Roosevelt again won the White House, for an unprecedented fourth term that would be cut short by his death in April 1945, but it was the closest of his presidential campaigns.
It’s been speculated that the rise of unions in Hollywood, and in the Disney company specifically, provided the catalyst for Walt’s political awakening. After a strike by Disney employees in May 1941 while the company was in dire financial straits, Disney became fiercely anti-communist, believing American communists were behind the labor disputes.
“I definitely feel it was a Communist group trying to take over my artists and they did take them over,” Disney reportedly said about the 1941 strike.
However, Disney never discriminated against employees based on their personal political leanings, according to a biography by historian Michael Barrier.
“He was not an aggressive Red hunter; his conservatism had a strongly personal cast. An employee’s politics were not of any particular concern to him if that employee was not challenging him,” Barrier wrote.
The experience with the Dewey campaign as well as the animators’ strike would cause Disney to become more politically involved in the late 1940s and ’50s, and Walt’s conservative values would become more pronounced as time went on.

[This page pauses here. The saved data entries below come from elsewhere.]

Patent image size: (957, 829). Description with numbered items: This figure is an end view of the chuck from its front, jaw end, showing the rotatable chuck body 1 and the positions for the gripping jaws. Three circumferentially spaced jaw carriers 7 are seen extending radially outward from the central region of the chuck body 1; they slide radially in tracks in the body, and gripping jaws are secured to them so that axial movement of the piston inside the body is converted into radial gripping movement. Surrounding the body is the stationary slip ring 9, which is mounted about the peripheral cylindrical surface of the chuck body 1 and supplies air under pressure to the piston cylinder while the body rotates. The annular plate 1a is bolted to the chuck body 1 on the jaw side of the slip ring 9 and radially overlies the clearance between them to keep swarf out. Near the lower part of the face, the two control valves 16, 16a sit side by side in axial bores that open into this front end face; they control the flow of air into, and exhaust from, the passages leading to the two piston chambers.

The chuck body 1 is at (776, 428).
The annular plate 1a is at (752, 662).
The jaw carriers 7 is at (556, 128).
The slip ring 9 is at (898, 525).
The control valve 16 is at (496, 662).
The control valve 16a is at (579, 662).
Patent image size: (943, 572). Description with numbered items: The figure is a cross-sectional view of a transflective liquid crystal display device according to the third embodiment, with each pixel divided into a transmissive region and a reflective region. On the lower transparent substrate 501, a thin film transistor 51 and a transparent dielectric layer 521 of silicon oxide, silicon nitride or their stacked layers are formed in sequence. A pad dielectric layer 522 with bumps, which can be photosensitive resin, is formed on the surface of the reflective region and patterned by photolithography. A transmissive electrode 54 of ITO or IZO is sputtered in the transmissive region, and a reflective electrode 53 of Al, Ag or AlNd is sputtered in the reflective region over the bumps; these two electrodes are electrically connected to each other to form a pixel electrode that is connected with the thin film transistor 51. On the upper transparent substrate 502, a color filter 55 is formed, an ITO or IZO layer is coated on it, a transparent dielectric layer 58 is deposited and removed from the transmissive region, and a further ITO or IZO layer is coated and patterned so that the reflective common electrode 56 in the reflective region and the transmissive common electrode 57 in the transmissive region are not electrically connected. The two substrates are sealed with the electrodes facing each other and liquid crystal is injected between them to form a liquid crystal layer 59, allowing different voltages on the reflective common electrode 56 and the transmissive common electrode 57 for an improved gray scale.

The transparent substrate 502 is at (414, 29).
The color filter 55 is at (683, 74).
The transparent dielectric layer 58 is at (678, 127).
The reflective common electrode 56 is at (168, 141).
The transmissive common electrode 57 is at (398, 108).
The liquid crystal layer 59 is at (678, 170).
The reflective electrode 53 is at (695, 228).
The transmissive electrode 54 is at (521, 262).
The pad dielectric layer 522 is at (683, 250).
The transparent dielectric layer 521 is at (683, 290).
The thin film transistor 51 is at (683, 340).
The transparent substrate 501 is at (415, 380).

The difference between the founder of Disney and its modern iteration could not be more stark. Whereas Walt Disney was personally a Republican but tried to stay out of politics as much as possible in his early life, the modern Walt Disney Company seems to have been overrun by avowed leftist ideologues who are determined to inject politics into all of the company’s products.
(Disclosure: The Daily Wire has announced plans for kids entertainment content.)